Ferguson police got military gear free from the Pentagon through 90s 'War on Drugs' program

Under a federal program, local police departments like the St. Louis County Police in Ferguson, Missouri are arming themselves with tactical military gear that they obtain for free from the Pentagon.


Talking Points Memo reported on the connection between U.S. police militarization and the federal 1033 program, approved in 1992, which established a materiel pipeline between the military and local police forces. The program was originally a component of the War on Drugs.

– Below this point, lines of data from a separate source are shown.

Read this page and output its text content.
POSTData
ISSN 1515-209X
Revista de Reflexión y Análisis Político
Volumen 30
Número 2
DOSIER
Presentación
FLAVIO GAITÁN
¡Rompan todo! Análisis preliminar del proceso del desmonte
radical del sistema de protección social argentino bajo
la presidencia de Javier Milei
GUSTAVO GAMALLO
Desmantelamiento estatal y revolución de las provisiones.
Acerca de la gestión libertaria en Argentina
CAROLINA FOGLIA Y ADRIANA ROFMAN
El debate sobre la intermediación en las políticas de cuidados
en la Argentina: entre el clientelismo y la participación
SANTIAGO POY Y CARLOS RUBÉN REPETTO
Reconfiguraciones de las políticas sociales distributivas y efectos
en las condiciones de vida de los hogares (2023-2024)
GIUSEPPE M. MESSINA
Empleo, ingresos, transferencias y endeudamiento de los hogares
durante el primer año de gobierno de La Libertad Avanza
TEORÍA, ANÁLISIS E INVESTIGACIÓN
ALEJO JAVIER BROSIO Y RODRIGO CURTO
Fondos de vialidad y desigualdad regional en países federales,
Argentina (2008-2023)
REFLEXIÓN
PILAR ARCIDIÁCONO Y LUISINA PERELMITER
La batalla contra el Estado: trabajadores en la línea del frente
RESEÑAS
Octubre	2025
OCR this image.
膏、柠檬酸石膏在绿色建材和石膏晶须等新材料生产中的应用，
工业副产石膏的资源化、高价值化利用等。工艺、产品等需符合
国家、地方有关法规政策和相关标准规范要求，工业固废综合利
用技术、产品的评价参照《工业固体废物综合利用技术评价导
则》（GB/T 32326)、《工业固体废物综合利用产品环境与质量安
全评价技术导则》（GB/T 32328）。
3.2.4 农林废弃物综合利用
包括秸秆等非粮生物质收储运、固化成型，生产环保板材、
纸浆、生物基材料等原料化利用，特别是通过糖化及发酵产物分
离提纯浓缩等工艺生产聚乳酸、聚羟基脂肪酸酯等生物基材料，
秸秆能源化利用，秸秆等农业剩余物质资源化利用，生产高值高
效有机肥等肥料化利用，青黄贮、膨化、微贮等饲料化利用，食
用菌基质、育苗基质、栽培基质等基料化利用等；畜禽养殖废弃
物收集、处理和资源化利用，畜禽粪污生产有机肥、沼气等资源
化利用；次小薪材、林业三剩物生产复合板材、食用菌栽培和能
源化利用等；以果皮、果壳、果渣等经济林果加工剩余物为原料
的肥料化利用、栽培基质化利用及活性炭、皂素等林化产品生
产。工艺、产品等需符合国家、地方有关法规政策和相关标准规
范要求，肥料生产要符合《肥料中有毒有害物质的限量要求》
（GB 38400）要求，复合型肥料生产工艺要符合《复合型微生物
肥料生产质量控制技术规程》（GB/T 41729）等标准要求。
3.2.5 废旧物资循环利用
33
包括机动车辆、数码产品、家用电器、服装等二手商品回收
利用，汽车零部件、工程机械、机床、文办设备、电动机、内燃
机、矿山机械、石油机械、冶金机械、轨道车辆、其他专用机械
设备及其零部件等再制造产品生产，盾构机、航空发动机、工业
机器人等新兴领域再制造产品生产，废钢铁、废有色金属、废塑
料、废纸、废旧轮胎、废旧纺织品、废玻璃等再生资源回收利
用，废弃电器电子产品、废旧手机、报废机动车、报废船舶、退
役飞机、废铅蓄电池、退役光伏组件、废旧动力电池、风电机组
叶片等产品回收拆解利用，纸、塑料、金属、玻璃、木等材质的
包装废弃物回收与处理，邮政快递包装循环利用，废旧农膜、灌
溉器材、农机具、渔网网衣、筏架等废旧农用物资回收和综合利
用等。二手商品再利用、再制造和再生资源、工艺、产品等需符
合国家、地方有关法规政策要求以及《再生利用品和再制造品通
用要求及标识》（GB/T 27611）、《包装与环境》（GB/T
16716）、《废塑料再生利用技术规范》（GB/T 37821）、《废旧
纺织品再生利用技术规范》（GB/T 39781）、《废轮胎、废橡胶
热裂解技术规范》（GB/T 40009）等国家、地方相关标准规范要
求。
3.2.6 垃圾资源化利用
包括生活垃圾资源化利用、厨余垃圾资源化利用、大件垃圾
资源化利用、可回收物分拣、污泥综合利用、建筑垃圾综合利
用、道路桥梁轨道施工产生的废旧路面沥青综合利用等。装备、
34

In response to what was seen in the 90s as a mushrooming threat of inner city gang violence fueled by the narcotics trade, wrote Newsweek's Taylor Wofford, "the 101st Congress in 1990 enacted the National Defense Authorization Act. Section 1208 of the NDAA allowed the Secretary of Defense to “transfer to Federal and State agencies personal property of the Department of Defense, including small arms and ammunition, that the Secretary determines is— (A) suitable for use by such agencies in counter-drug activities; and (B) excess to the needs of the Department of Defense.” It was called the 1208 Program. In 1996, Congress replaced Section 1208 with Section 1033."

According to a 2014 report by the ACLU known as "War Comes Home," the military has supplied around $4.3 billion in refurbished equipment to U.S. police forces since the project began, with approximately $450 million in equipment and ammunition being distributed in 2013 alone. Newsweek noted that the entire annual budget for the St. Louis County Police Department is less than $200 million.

"By providing law enforcement agencies with surplus military equipment free of charge, the NDAA encourages police to employ military weapons and military tactics," wrote Wofford.

Police who are suited up for combat, though, often end up treating civilian populations as the enemy, say critics of the practice.

Kara Dansky, senior counsel for the ACLU, told TPM, "It's a culture of militarism. We determined that the police in America have become excessively militarized. It's dangerous because it undermines public trust in law enforcement. It makes it difficult for them to effectively police their communities."

The 1033 program, Dansky said, suffers from a lack of transparency and accountability. Often police officers do not receive the same type of exacting safety training that military personnel who use the same equipment receive.

"The program contains a built-in incentive," she said to TPM's Dylan Scott. "As these local police departments receive this equipment, there are no meaningful constraints on their ability to use it."

Possessed of such vastly superior firepower, she said, police are unlikely to show restraint. "If all you have is a hammer," she said, "everything looks like a nail."

Angry protesters have filled the streets of Ferguson nightly since Saturday. The Associated Press reported that some protesters have resorted to throwing rocks and Molotov cocktails at police and firing weapons.

St. Louis County Police Chief Thomas Jackson ordered all media out of the area and the FAA has created a no-fly zone around the city for media and other aircraft. Officers have arrested and released reporters from the Washington Post and Huffington Post.

On Wednesday night, police fired tear gas and riot-stopping projectiles at media teams that were attempting to document the violence.

Thursday afternoon, President Barack Obama held a press conference about the violence in Ferguson, appealing for calm.

"There is never an excuse for violence against police or those who would use this tragedy as a cover for vandalism or looting,' said Obama. He also called for greater police transparency and cooperation.